I have a little problem evaluating an european call. I Suppose the following:
in $$t=0 : S_0 = 10$$ $$t = 1 : S_1 = \{10,11\}~with ~p=0.5$$
riskless rate : $(1+r)=\beta=1.049$
Strike price: $K=10$
Now the author of my paper states that the value of the call must be $V_0 < 1/\beta (11 - 10) * 0.5 = 0.477$ in order to avoid arbitrage. Can anyone see how this is the case?
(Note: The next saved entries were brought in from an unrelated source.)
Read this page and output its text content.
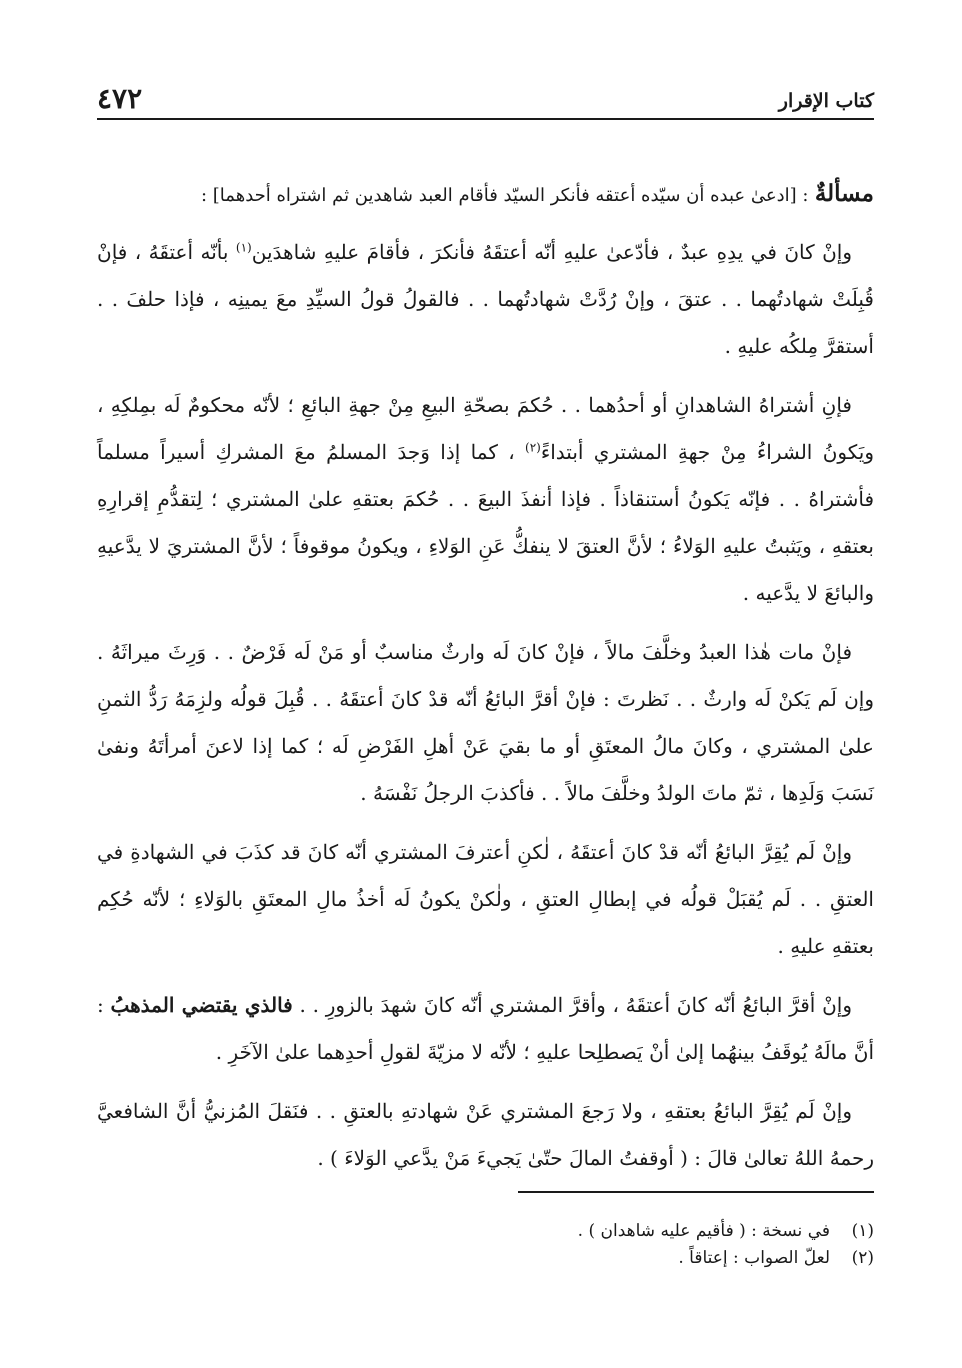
٤٧٢	كتاب الإقرار
مسألةٌ : [ادعىٰ عبده أن سيّده أعتقه فأنكر السيّد فأقام العبد شاهدين ثم اشتراه أحدهما] :

وإنْ كانَ في يدِهِ عبدٌ ، فأدّعىٰ عليهِ أنّه أعتقَهُ فأنكرَ ، فأقامَ عليهِ شاهدَين$^{(١)}$ بأنّه أعتقَهُ ، فإنْ قُبِلَتْ شهادتُهما . . عتقَ ، وإنْ رُدَّتْ شهادتُهما . . فالقولُ قولُ السيِّدِ معَ يمينِه ، فإذا حلفَ . . أستقرَّ مِلكُه عليهِ .

فإنِ أشتراهُ الشاهدانِ أو أحدُهما . . حُكمَ بصحّةِ البيعِ مِنْ جهةِ البائعِ ؛ لأنّه محكومٌ لَه بمِلكِهِ ، ويَكونُ الشراءُ مِنْ جهةِ المشتري أبتداءً$^{(٢)}$ ، كما إذا وَجدَ المسلمُ معَ المشركِ أسيراً مسلماً فأشتراهُ . . فإنّه يَكونُ أستنقاذاً . فإذا أنفذَ البيعَ . . حُكمَ بعتقهِ علىٰ المشتري ؛ لِتقدُّمِ إقرارِهِ بعتقهِ ، ويَثبتُ عليهِ الوَلاءُ ؛ لأنَّ العتقَ لا ينفكُّ عَنِ الوَلاءِ ، ويكونُ موقوفاً ؛ لأنَّ المشتريَ لا يدَّعيهِ والبائعَ لا يدَّعيه .

فإنْ مات هٰذا العبدُ وخلَّفَ مالاً ، فإنْ كانَ لَه وارثٌ مناسبٌ أو مَنْ لَه فَرْضٌ . . وَرِثَ ميراثَهُ . وإن لَم يَكنْ لَه وارثٌ . . نَظرتَ : فإنْ أقرَّ البائعُ أنّه قدْ كانَ أعتقَهُ . . قُبِلَ قولُه ولزِمَهُ رَدُّ الثمنِ علىٰ المشتري ، وكانَ مالُ المعتَقِ أو ما بقيَ عَنْ أهلِ الفَرْضِ لَه ؛ كما إذا لاعنَ أمرأتَهُ ونفىٰ نَسَبَ وَلَدِها ، ثمّ ماتَ الولدُ وخلَّفَ مالاً . . فأكذبَ الرجلُ نَفْسَهُ .

وإنْ لَم يُقِرَّ البائعُ أنّه قدْ كانَ أعتقَهُ ، لٰكنِ أعترفَ المشتري أنّه كانَ قد كذَبَ في الشهادةِ في العتقِ . . لَم يُقبَلْ قولُه في إبطالِ العتقِ ، ولٰكنْ يكونُ لَه أخذُ مالِ المعتَقِ بالوَلاءِ ؛ لأنّه حُكِم بعتقهِ عليهِ .

وإنْ أقرَّ البائعُ أنّه كانَ أعتقَهُ ، وأقرَّ المشتري أنّه كانَ شهدَ بالزورِ . . فالذي يقتضي المذهبُ : أنَّ مالَهُ يُوقَفُ بينهُما إلىٰ أنْ يَصطلِحا عليهِ ؛ لأنّه لا مزيّةَ لقولِ أحدِهما علىٰ الآخَرِ .

وإنْ لَم يُقِرَّ البائعُ بعتقهِ ، ولا رَجعَ المشتري عَنْ شهادتهِ بالعتقِ . . فنَقلَ المُزنيُّ أنَّ الشافعيَّ رحمهُ اللهُ تعالىٰ قالَ : ( أوقفتُ المالَ حتّىٰ يَجيءَ مَنْ يدَّعي الوَلاءَ ) .

(١)في نسخة : ( فأقيم عليه شاهدان ) .
(٢)لعلّ الصواب : إعتاقاً .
I am aware that the stock is not valued with respect to the fair valuation after cox rubinstein which would be $S_0=10.5$. If then $K=10.5$ and for example $V_0=0.5$ i could construct arbitrage by:
in $t=0$: Sell 2 calls and buy a zerobond. If $P$ denotes the portfolio value I have $P_0=2*0.5-1=0$
in $t=1$ when $S_1=10~P_1=1.049-2*0>0$
in $t=1$ when $S_1=11~P_1=1.049-2*(11-10.5)>0$
=> arbitrage
For $S_0=10$: for $V_0 > 1/\beta$ i see that one can short the call and buy a zerobond instead which lets me pay my liability in period 1 in any case just as above.